A large vessel essentially refers to the aorta and its largest branches that are directed to the head and neck and the extremities. The hallmark of pathology associated with large vessel vasculitides is that chronic inflammatory lesions are primarily found inside of the walls of vessels and not on the outside.
This is a key distinction that can be used in order to separate large vessel pathology from small vessel pathologies, which present with inflammation on the outside of the vessel wall in addition to being found within.
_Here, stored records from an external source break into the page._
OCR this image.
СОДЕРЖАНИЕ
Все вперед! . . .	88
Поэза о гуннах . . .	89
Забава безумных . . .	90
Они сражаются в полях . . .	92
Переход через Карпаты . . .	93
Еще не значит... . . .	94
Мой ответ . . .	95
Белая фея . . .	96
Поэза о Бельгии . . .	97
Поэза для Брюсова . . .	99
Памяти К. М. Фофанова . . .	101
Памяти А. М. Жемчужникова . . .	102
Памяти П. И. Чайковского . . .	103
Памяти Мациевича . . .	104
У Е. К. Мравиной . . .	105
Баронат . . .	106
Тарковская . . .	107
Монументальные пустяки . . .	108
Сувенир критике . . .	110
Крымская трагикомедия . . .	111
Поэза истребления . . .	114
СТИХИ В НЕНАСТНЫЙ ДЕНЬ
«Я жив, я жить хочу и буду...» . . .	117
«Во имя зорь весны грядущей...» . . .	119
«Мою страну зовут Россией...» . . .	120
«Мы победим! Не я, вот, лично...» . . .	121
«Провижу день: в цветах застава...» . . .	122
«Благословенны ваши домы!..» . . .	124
The two main large artery vasculitides that will be discussed below are giant cell arteritis (GCA) and Takayasu arteritis (TA).
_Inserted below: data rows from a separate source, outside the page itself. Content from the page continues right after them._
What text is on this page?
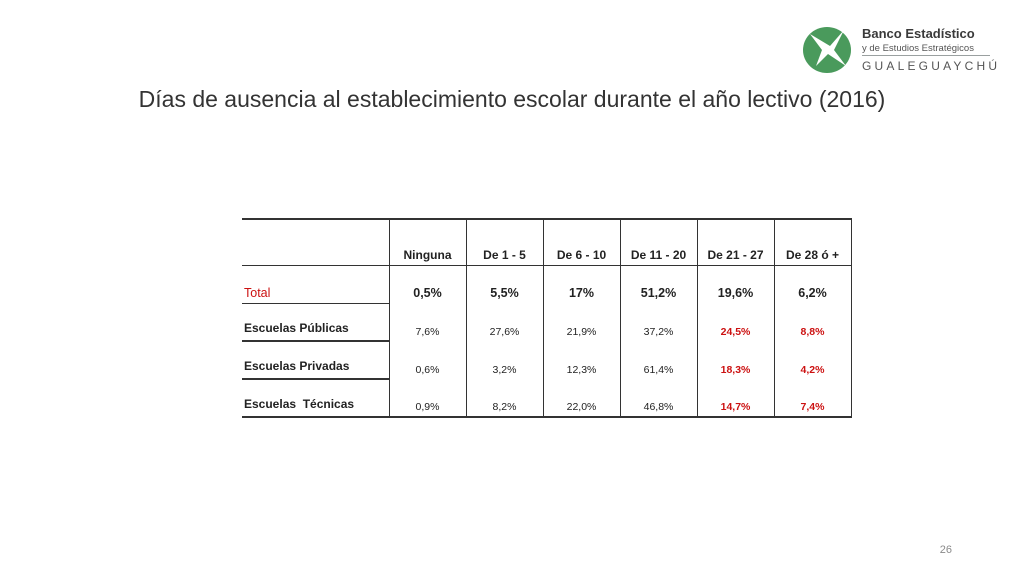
Banco Estadístico
y de Estudios Estratégicos
GUALEGUAYCHÚ
Días de ausencia al establecimiento escolar durante el año lectivo (2016)
	Ninguna	De 1 - 5	De 6 - 10	De 11 - 20	De 21 - 27	De 28 ó +
Total	0,5%	5,5%	17%	51,2%	19,6%	6,2%
Escuelas Públicas	7,6%	27,6%	21,9%	37,2%	24,5%	8,8%
Escuelas Privadas	0,6%	3,2%	12,3%	61,4%	18,3%	4,2%
Escuelas  Técnicas	0,9%	8,2%	22,0%	46,8%	14,7%	7,4%
26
Also known as temporal arteritis or Horton’s arteritis, giant cell arteritis is a fairly common systemic vasculitide with a higher prevalence in women and peak incidence almost exclusively after the fifth decade of life. GCA typically has a gradual onset, but an abrupt one is not unheard of. Moreover, it is often associated with polymyalgia rheumatic (an inflammatory disorder causing muscle pain). Most of GCA’s clinical manifestations occur prior to therapy with steroids; however, they may develop during the early phase of treatment or while gradually reducing the dosage of steroid therapy. In addition, a constitutional syndrome consisting of loss or lack of appetite, abnormal physical weakness or lack of energy and weight loss may also commonly occur.
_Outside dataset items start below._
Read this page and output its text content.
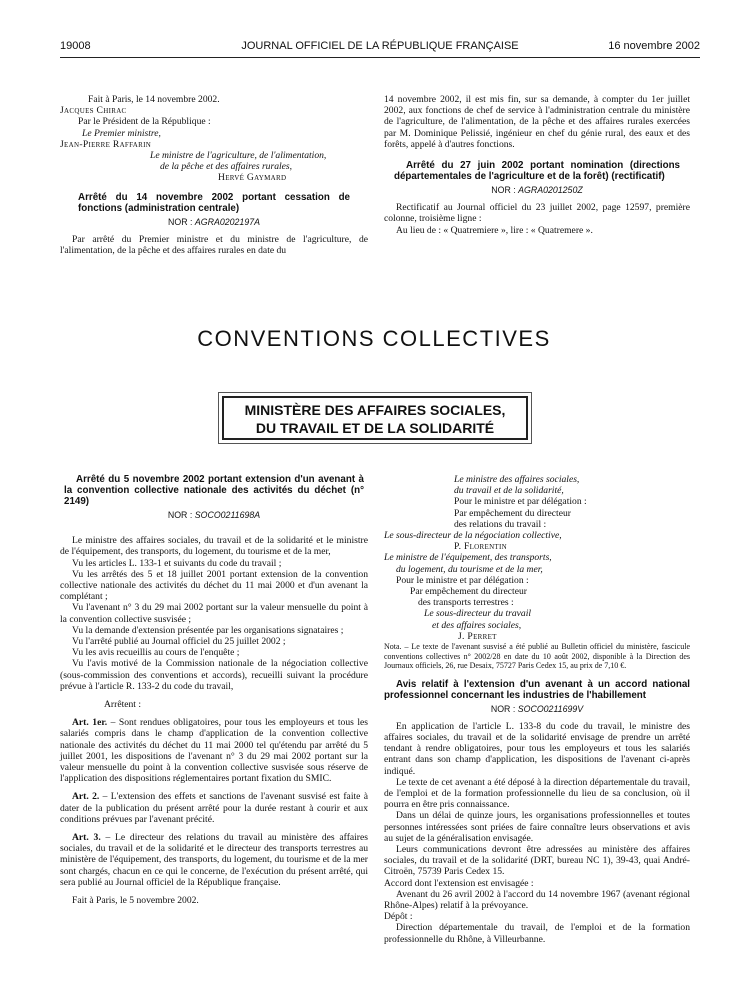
19008	JOURNAL OFFICIEL DE LA RÉPUBLIQUE FRANÇAISE	16 novembre 2002

Fait à Paris, le 14 novembre 2002.

Jacques Chirac

Par le Président de la République :

Le Premier ministre,

Jean-Pierre Raffarin

Le ministre de l'agriculture, de l'alimentation,

de la pêche et des affaires rurales,

Hervé Gaymard

Arrêté du 14 novembre 2002 portant cessation de fonctions (administration centrale)

NOR : AGRA0202197A

Par arrêté du Premier ministre et du ministre de l'agriculture, de l'alimentation, de la pêche et des affaires rurales en date du

14 novembre 2002, il est mis fin, sur sa demande, à compter du 1er juillet 2002, aux fonctions de chef de service à l'administration centrale du ministère de l'agriculture, de l'alimentation, de la pêche et des affaires rurales exercées par M. Dominique Pelissié, ingénieur en chef du génie rural, des eaux et des forêts, appelé à d'autres fonctions.

Arrêté du 27 juin 2002 portant nomination (directions départementales de l'agriculture et de la forêt) (rectificatif)

NOR : AGRA0201250Z

Rectificatif au Journal officiel du 23 juillet 2002, page 12597, première colonne, troisième ligne :

Au lieu de : « Quatremiere », lire : « Quatremere ».

CONVENTIONS COLLECTIVES
MINISTÈRE DES AFFAIRES SOCIALES,
DU TRAVAIL ET DE LA SOLIDARITÉ

Arrêté du 5 novembre 2002 portant extension d'un avenant à la convention collective nationale des activités du déchet (n° 2149)

NOR : SOCO0211698A

Le ministre des affaires sociales, du travail et de la solidarité et le ministre de l'équipement, des transports, du logement, du tourisme et de la mer,

Vu les articles L. 133-1 et suivants du code du travail ;

Vu les arrêtés des 5 et 18 juillet 2001 portant extension de la convention collective nationale des activités du déchet du 11 mai 2000 et d'un avenant la complétant ;

Vu l'avenant n° 3 du 29 mai 2002 portant sur la valeur mensuelle du point à la convention collective susvisée ;

Vu la demande d'extension présentée par les organisations signataires ;

Vu l'arrêté publié au Journal officiel du 25 juillet 2002 ;

Vu les avis recueillis au cours de l'enquête ;

Vu l'avis motivé de la Commission nationale de la négociation collective (sous-commission des conventions et accords), recueilli suivant la procédure prévue à l'article R. 133-2 du code du travail,

Arrêtent :

Art. 1er. – Sont rendues obligatoires, pour tous les employeurs et tous les salariés compris dans le champ d'application de la convention collective nationale des activités du déchet du 11 mai 2000 tel qu'étendu par arrêté du 5 juillet 2001, les dispositions de l'avenant n° 3 du 29 mai 2002 portant sur la valeur mensuelle du point à la convention collective susvisée sous réserve de l'application des dispositions réglementaires portant fixation du SMIC.

Art. 2. – L'extension des effets et sanctions de l'avenant susvisé est faite à dater de la publication du présent arrêté pour la durée restant à courir et aux conditions prévues par l'avenant précité.

Art. 3. – Le directeur des relations du travail au ministère des affaires sociales, du travail et de la solidarité et le directeur des transports terrestres au ministère de l'équipement, des transports, du logement, du tourisme et de la mer sont chargés, chacun en ce qui le concerne, de l'exécution du présent arrêté, qui sera publié au Journal officiel de la République française.

Fait à Paris, le 5 novembre 2002.

Le ministre des affaires sociales,

du travail et de la solidarité,

Pour le ministre et par délégation :

Par empêchement du directeur

des relations du travail :

Le sous-directeur de la négociation collective,

P. Florentin

Le ministre de l'équipement, des transports,

du logement, du tourisme et de la mer,

Pour le ministre et par délégation :

Par empêchement du directeur

des transports terrestres :

Le sous-directeur du travail

et des affaires sociales,

J. Perret

Nota. – Le texte de l'avenant susvisé a été publié au Bulletin officiel du ministère, fascicule conventions collectives n° 2002/28 en date du 10 août 2002, disponible à la Direction des Journaux officiels, 26, rue Desaix, 75727 Paris Cedex 15, au prix de 7,10 €.

Avis relatif à l'extension d'un avenant à un accord national professionnel concernant les industries de l'habillement

NOR : SOCO0211699V

En application de l'article L. 133-8 du code du travail, le ministre des affaires sociales, du travail et de la solidarité envisage de prendre un arrêté tendant à rendre obligatoires, pour tous les employeurs et tous les salariés entrant dans son champ d'application, les dispositions de l'avenant ci-après indiqué.

Le texte de cet avenant a été déposé à la direction départementale du travail, de l'emploi et de la formation professionnelle du lieu de sa conclusion, où il pourra en être pris connaissance.

Dans un délai de quinze jours, les organisations professionnelles et toutes personnes intéressées sont priées de faire connaître leurs observations et avis au sujet de la généralisation envisagée.

Leurs communications devront être adressées au ministère des affaires sociales, du travail et de la solidarité (DRT, bureau NC 1), 39-43, quai André-Citroën, 75739 Paris Cedex 15.

Accord dont l'extension est envisagée :

Avenant du 26 avril 2002 à l'accord du 14 novembre 1967 (avenant régional Rhône-Alpes) relatif à la prévoyance.

Dépôt :

Direction départementale du travail, de l'emploi et de la formation professionnelle du Rhône, à Villeurbanne.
Additional symptoms associated with GCA are carotidynia (carotid artery pain) and the thickening of erythematous, nodular, and tender superficial temporal arteries that may have decreased or absent pulses. Other arteries such as the postauricular, facial and occipital may also be enlarged, with fairly frequent claudication (pain induced by movement due to vessel obstruction) of the jaw. Due to the intense vessel occlusion associated with GCA and the resulting complication of blindness in up to 20% of patients, the condition is considered a medical emergency. Ocular manifestations also indicate increased risk for central nervous system complications such as ischemic stroke. Steroid therapy with calcium and vitamin D supplements is the cornerstone of treatment for GCA. Moreover, in terms of prognosis, there is no associated increase in mortality of patients who are treated with timely diagnosis and appropriate management.
TA, like GCA, is a chronic idiopathic as well as a granulomatous vasculitide that principally manifests as a panaortitis. TA leads to segmental stenosis of the vessel, occlusion and dilatation and/or the formation of an aneurysm. The progression of the disorder happens in a three phases, namely (i) systemic phase characterized by the constitutional syndrome similar to the constitution syndrome of GCA, (ii) vasculitic phase where the effects of phase one are compounded with vascular tenderness or pain, and (iii) burnt-out phase that manifests as a fibrotic, pulseless condition due to stenosis of the arteries. In addition to the constitutional syndrome symptoms, patients eventually present with hypertension, bruit sounds heard on auscultation and claudication of the upper and lower extremities.
In stark contrast to GCA, which has a peak incidence in individuals older than 50 years, TA is more prevalent in young adults in the 20s and 30s and has a predilection for females. As is the case with GCA, no predisposing factors have been clearly identified for TA; however, an autoimmune-mediated basis has been suggested by some studies. The mainstay of treatment for TA is corticosteroid therapy, but patients failing to respond may be treated with agents such as methotrexate or interventional surgical procedures that involve balloon dilation and / or stenting.